Spaniens Weinsektor steht weiterhin vor einer anspruchsvollen Kampagne 2025/26, wobei geringere Produktionsmengen, rückläufige Exporte und ein schwächerer Binnenkonsum den Markt in den ersten acht Monaten der Saison prägen.
Neue Daten, die über INFOVI veröffentlicht und von der Spanischen Wein-Interprofessional-Organisation analysiert wurden, zeigen eine umfassende Verlangsamung in mehreren Bereichen der spanischen Weinindustrie.
Nach den neuesten Zahlen für März 2026 erreichte die kumulierte Weinproduktion zwischen August 2025 und März 2026 28,9 Millionen Hektoliter, was einem Rückgang von 7,1 % im Vergleich zum gleichen Zeitraum der vorherigen Kampagne entspricht.
Einschließlich Traubenmost erreichte die Gesamtproduktion 33 Millionen Hektoliter, ein Rückgang von 10,3 % gegenüber dem Vorjahr. Der stärkste Rückgang war bei der Traubenmostproduktion selbst zu verzeichnen, die um 27,3 % auf 4,2 Millionen Hektoliter sank.
Minimale Produktionsaktivität im März
Die Weinproduktion im März war nahezu nicht existent und betrug im gesamten Monat nur 3.631 Hektoliter.

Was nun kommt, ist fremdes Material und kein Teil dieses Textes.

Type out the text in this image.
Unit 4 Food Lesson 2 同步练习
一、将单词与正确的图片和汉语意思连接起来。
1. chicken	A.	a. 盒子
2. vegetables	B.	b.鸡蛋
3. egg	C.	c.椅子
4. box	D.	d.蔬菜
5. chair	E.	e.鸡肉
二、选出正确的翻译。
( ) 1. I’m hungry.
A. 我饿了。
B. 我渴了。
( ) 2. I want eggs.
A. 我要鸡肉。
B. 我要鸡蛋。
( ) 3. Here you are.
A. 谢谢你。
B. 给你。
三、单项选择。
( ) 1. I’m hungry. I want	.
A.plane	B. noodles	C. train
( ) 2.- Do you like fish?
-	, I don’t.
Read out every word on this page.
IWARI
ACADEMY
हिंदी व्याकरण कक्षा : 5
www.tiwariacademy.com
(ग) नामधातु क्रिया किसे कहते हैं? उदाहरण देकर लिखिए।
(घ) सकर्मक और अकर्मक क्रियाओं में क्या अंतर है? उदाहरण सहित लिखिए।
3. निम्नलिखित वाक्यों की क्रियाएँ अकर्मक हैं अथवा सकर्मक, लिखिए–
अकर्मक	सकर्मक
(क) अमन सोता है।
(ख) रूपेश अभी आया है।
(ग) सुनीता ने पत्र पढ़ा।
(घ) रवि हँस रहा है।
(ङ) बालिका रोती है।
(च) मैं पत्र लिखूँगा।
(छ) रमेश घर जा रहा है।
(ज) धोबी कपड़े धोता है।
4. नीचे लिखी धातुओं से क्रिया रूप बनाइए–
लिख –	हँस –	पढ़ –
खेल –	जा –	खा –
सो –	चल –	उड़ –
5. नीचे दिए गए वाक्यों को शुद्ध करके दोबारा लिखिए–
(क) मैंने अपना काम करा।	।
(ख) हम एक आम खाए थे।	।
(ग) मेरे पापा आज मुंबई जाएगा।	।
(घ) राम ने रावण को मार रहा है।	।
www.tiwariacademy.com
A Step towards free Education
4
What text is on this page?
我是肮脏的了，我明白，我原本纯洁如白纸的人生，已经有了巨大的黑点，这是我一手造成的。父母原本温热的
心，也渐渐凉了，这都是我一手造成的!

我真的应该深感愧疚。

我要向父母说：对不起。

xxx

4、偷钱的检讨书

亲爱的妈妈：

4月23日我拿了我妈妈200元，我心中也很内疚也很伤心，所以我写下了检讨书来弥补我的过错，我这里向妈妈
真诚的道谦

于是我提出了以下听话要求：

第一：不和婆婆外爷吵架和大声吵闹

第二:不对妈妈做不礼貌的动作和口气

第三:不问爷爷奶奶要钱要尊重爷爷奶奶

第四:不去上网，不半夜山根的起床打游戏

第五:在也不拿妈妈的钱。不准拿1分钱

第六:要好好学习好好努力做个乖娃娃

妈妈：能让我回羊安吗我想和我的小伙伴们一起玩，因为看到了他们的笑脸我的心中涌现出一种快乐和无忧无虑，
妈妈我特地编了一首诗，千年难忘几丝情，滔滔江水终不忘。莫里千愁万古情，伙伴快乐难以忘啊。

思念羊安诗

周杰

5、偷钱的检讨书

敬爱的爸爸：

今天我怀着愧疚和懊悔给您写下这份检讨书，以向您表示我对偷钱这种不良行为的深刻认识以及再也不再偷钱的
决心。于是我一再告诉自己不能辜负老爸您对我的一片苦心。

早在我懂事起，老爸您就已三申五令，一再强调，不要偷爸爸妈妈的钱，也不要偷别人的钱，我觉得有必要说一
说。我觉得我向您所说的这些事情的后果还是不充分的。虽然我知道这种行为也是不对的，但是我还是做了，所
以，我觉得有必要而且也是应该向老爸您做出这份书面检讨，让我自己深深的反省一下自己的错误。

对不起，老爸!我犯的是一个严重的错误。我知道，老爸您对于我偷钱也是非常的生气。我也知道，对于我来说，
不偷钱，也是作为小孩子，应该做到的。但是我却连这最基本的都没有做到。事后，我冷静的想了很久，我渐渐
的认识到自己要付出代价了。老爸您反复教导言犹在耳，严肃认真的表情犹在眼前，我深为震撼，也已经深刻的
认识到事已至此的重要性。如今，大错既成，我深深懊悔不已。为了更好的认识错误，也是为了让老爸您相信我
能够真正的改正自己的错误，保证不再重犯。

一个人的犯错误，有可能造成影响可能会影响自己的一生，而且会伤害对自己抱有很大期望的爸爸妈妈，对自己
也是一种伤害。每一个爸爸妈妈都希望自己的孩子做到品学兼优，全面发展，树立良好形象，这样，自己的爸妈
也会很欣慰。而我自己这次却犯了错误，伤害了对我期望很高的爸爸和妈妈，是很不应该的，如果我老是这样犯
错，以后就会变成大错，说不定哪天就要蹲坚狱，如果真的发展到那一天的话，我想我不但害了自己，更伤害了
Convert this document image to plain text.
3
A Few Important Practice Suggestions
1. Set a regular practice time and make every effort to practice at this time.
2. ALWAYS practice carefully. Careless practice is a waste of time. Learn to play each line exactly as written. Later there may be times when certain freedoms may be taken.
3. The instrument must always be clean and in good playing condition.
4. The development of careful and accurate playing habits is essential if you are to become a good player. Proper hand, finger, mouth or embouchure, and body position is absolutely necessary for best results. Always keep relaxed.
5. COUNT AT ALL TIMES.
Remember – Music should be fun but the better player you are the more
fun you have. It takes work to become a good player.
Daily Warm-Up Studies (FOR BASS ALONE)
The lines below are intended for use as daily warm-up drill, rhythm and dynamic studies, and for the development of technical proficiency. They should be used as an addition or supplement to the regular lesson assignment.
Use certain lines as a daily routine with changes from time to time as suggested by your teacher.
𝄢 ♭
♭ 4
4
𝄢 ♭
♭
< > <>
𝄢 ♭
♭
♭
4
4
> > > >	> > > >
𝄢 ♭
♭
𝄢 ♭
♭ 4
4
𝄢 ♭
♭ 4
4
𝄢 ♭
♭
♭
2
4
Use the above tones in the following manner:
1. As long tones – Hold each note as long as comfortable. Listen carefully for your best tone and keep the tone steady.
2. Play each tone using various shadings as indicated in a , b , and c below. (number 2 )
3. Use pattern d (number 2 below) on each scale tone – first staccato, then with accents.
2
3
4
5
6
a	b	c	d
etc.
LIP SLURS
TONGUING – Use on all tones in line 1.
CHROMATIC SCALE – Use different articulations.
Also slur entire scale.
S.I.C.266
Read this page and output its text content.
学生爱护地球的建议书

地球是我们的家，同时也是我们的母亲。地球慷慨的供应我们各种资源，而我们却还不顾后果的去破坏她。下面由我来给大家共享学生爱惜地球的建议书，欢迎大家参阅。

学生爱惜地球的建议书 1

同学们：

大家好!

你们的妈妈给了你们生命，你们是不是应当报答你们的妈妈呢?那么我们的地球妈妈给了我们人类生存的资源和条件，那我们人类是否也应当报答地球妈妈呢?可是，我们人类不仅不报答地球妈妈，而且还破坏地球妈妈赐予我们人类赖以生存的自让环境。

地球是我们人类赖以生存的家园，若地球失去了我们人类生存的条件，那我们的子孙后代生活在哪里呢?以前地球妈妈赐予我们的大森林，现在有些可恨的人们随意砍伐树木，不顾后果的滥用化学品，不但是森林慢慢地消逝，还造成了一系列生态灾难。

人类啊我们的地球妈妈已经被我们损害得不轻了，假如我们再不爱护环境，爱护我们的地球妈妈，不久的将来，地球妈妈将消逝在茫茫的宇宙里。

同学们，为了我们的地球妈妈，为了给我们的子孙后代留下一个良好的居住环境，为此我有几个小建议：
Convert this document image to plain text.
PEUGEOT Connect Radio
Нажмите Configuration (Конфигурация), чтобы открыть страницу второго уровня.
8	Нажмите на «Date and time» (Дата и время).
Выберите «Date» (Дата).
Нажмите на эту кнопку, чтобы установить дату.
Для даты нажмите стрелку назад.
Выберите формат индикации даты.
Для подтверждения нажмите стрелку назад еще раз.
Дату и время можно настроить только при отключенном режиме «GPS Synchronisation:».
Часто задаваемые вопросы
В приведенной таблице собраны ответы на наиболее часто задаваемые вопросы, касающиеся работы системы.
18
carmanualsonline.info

Der Großteil der kumulierten Produktion der Saison stammte von Weingütern, die jährlich mehr als 1.000 Hektoliter produzieren, obwohl auch kleinere Produzenten zu den Gesamtzahlen beitrugen. Kleinere Produzenten erzeugten während der Kampagne 610.555 Hektoliter, was einem Anstieg von 12,1 % gegenüber dem Vorjahr entspricht.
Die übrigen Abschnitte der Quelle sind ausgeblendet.